You can POST to /api/exercise/add with form data userId=_id , description , duration , and optionally date . If no date is supplied, the current date will be used. The response returned will be the user object with the exercise fields added.

I don’t understand the differences we’re getting. What exactly do I need to input into my form to reproduce the response you’re getting? Because I’m only getting correct responses from my testing.

This is my last project to get the certification, so I really want to understand what’s wrong…

Ahh, sorry that I didn’t make it clear.

I wasn’t filling out your form, I’m looking at the tests being executed on the client side when you submit your project.

Closing in on the key issue, if you only test using your form that leads to a problem. Who says that users that consume your API will only ever do so from your form?

When using your form, a date field is always specified, and default to the value of an empty string. Sounds fair?

But a client can make requests to your API without specifying a date field.

The following is what the request looks like when done using your form:

However, when freeCodeCamp is testing this API endpoint, it’s sending the following:

These are entirely separately cases, you correctly handle an empty string, but you don’t handle undefined, which results in Invalid Date instead of defaulting to the current date.

1 Like

Dude, you’re awesome! I passed the test now! Thanks so much for the detailed explanations!

If I may ask one more question though… I’ve had the misunderstanding that a user could only post through the form. How does freecodecamp post to the api without the form?

An API endpoint can be accessed by anything that can execute HTTP requests.

When you make the API endpoint in the backend, you aren’t in any capacity binding it to the form on the frontend. Anyone can query the backend with full flexibility, and anything sanitized on the frontend should also be sanitized in the backend.

You can limit this through an appropriate CORS configuration, but only browsers will listen to that, a malicious user using an HTTP client can still intentionally input malformed data.

For example, I can use any HTTP client like Insomnia to make requests, and we can make requests to your backend using any programming language too.

In JavaScript (browser), and likely similar to how freeCodeCamp is doing it, I could query your API using something like the following:

const url = 'https://boilerplate-project-exercisetracker.dletulle.repl.co/api/exercise/add';
const requestBody = {
  userId: null,
  description: 238424,
  duration: "The form won't accept a string, but doesn't mean I can't send one if I don't use your form."
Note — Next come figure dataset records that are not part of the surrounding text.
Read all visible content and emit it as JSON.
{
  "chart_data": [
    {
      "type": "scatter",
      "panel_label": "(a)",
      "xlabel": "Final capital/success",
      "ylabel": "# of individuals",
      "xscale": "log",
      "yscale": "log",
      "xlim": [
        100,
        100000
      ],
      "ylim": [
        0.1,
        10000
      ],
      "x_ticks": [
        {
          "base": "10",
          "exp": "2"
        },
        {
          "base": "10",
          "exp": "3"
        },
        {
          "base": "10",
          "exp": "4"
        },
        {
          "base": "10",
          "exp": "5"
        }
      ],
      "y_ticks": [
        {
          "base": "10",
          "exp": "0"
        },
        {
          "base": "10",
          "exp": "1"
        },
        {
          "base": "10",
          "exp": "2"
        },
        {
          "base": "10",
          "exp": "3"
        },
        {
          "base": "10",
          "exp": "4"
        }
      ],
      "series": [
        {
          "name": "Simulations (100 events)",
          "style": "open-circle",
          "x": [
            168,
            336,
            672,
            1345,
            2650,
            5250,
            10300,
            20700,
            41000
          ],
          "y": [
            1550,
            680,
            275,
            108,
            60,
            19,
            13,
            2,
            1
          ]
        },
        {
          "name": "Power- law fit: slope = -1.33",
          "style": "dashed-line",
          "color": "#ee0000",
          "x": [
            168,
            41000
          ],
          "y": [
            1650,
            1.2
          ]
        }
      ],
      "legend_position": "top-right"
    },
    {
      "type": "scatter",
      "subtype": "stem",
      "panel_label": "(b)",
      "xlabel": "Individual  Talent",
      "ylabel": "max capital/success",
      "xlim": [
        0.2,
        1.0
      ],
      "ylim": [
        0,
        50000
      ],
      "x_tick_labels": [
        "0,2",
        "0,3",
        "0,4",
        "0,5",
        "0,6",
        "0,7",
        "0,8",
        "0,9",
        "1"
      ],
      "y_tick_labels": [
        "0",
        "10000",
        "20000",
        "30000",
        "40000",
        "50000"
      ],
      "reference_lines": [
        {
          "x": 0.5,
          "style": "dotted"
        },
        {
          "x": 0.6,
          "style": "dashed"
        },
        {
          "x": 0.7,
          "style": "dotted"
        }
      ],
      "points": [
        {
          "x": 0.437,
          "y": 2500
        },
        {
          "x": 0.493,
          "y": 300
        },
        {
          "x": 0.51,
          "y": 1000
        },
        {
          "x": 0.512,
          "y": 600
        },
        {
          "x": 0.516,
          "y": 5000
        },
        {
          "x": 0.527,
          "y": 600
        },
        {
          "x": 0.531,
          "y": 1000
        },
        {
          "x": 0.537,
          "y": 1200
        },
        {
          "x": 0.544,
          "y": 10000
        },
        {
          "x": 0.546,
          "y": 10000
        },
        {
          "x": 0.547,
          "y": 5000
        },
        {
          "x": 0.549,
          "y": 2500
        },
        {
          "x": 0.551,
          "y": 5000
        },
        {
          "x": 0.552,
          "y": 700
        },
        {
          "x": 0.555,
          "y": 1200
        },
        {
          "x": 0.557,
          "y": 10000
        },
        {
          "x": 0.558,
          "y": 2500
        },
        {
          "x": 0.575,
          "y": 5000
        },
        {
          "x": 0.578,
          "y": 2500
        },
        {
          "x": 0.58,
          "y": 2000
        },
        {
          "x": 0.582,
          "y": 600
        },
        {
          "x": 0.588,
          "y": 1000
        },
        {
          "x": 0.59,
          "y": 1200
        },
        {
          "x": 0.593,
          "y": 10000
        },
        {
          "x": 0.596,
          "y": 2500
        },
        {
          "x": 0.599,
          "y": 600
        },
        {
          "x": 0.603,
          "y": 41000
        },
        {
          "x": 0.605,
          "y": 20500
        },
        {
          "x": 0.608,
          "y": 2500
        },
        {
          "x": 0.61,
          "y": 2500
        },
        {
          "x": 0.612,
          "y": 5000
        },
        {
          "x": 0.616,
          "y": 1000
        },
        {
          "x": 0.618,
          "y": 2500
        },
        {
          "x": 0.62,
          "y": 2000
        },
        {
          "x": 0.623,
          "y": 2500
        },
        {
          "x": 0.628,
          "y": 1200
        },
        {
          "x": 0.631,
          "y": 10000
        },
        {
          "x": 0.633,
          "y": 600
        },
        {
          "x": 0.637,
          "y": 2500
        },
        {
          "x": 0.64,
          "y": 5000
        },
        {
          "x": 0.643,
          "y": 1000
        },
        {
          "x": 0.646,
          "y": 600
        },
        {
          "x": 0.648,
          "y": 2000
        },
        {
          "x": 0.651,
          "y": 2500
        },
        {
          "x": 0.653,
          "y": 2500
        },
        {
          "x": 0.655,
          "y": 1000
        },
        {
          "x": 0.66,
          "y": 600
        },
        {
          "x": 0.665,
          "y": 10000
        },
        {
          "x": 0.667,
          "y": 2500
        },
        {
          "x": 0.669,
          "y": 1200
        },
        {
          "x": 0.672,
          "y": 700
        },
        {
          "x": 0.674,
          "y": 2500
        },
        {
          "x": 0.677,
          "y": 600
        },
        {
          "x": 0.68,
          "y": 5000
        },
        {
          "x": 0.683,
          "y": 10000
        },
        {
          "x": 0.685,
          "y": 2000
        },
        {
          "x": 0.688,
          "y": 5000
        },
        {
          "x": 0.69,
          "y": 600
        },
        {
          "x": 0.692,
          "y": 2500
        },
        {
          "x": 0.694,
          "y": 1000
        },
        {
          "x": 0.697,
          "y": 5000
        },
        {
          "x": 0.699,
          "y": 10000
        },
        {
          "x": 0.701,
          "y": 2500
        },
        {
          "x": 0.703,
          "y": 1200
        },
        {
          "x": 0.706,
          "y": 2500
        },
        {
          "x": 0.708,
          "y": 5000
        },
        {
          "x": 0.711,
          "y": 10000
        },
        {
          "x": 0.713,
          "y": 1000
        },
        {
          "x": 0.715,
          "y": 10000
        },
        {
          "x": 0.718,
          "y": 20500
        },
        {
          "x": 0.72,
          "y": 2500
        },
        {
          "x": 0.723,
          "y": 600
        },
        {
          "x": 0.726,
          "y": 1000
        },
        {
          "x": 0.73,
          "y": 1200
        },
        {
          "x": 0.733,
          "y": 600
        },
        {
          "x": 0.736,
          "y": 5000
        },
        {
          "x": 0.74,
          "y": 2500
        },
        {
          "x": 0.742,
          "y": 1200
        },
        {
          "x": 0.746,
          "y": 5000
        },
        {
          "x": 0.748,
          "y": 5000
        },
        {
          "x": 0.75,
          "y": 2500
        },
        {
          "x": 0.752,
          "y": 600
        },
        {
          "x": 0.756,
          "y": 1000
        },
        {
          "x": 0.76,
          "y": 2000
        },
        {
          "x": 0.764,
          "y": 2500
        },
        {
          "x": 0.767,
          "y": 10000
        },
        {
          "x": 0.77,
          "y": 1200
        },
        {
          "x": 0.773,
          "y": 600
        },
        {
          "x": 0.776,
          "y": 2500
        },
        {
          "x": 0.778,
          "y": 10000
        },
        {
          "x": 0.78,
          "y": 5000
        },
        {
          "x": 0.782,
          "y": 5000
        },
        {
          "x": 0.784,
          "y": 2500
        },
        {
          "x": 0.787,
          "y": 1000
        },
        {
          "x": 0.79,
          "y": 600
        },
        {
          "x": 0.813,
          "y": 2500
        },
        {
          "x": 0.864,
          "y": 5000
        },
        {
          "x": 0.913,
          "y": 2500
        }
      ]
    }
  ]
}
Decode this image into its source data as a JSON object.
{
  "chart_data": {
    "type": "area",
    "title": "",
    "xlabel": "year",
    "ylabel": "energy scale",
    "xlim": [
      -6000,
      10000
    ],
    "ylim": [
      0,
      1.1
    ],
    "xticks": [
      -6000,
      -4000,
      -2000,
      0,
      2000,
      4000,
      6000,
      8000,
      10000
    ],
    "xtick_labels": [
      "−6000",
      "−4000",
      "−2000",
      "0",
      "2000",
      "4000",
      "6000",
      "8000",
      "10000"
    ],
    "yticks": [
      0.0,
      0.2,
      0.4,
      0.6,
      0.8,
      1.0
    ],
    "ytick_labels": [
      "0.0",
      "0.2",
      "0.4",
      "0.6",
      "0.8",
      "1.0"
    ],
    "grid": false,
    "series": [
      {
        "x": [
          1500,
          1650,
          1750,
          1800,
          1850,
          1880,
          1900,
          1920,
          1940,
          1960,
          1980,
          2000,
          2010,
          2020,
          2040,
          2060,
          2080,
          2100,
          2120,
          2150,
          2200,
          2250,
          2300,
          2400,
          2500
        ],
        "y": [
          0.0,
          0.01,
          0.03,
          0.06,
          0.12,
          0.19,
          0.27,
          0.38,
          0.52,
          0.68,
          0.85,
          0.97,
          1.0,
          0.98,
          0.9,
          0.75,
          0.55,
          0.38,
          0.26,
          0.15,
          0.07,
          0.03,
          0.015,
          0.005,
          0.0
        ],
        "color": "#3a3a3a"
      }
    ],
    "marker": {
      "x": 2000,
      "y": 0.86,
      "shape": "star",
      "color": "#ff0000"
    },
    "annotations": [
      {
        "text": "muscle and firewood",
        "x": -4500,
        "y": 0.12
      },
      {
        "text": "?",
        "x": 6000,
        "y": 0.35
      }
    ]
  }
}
fetch(url, { method: 'POST', body: requestBody })
  .then((res) => res.text())
  .then((data) => console.log(data));

I’m now interacting with your API endpoint in JavaScript, providing it unexpected data in every field.

In Insomnia:


ahem… Actually, the form does accept a string for the duration property. But if the form on the frontend was validating the field, so it was only numbers, that doesn’t mean the backend will never receive strings. People using other clients can send whatever they want and the backend needs to be ready to accept any weirdness.

1 Like

That makes sense and seems very important to know. :sweat_smile: Thanks again!